With her new purse slung around her shoulder, Beasley and Kostenburg had a bittersweet reunion with the medical team that took care of her during her three weeks in the ICU. Kostenburg teared up almost immediately after seeing the medical team again. Beasley, however, felt like she was meeting them for the first time.

 

Beasley has no memory of two weeks before the accident and three weeks after it, she said.

“For me, it was really hard because I’d heard all these things and all these names but I didn’t remember [the medical team],” Beasley said. “[Meeting them] made it better because they were able to see how much I’ve grown.”

Beasley was admitted to the hospital with two skull fractures, two brain bleeds, four fractures in her pelvis, three fractured ribs, three fractured vertebrae, a fractured wrist, two teeth knocked out and one chipped tooth. She says some days are better than others, but she’s slowly getting her life back on track.

“I’ve always been one to have a positive mindset,” she said. “This whole experience has opened my heart to forgiveness and love.
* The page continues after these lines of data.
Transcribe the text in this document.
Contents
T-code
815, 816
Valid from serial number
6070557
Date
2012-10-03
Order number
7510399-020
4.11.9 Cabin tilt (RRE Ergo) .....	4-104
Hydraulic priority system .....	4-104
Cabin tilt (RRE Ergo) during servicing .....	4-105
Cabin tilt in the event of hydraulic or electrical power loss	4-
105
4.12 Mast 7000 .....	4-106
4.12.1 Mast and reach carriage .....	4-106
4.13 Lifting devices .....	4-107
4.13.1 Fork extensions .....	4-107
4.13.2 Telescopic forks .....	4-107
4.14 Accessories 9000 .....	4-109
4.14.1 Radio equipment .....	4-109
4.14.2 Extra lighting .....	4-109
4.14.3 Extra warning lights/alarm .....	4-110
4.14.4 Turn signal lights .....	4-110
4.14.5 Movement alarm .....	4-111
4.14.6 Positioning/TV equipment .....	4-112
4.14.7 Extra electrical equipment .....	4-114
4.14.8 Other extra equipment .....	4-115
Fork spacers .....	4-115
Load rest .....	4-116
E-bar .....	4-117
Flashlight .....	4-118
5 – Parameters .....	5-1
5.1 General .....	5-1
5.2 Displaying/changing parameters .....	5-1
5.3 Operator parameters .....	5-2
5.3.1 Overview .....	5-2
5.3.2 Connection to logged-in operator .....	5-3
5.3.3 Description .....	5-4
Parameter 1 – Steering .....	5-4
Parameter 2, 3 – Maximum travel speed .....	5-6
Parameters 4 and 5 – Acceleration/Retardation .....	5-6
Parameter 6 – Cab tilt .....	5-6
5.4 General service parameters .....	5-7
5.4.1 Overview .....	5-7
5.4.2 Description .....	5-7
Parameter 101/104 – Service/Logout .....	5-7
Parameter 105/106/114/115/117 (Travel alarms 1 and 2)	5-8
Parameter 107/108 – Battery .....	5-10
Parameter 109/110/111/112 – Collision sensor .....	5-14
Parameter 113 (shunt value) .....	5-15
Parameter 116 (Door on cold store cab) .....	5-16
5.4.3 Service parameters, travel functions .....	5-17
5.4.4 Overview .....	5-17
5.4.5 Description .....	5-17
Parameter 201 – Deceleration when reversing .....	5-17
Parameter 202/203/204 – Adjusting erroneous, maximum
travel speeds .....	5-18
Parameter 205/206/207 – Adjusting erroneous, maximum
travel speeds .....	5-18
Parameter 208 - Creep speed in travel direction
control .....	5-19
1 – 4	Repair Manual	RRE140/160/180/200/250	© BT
I’m finding peace within myself and others.”

Beasley receives treatment at Rusk Rehabilitation Center, under the care of Dr. Claire Finkel and clinical psychologist Dr. Renee Stucky. To complete her recovery, she will receive dental implants and have the screws in her pelvis removed.

“I’m getting my adulthood back,” Beasley said.

Before her accident, Beasley wanted to be a teacher. Now, she wants to be a childhood specialist to help children in similar situations.

“I feel like I’ll be able to help and be more impactful on children’s lives when they’re in a position I was in,” Beasley said. “It’ll be more of a journey, but I’m excited for it.”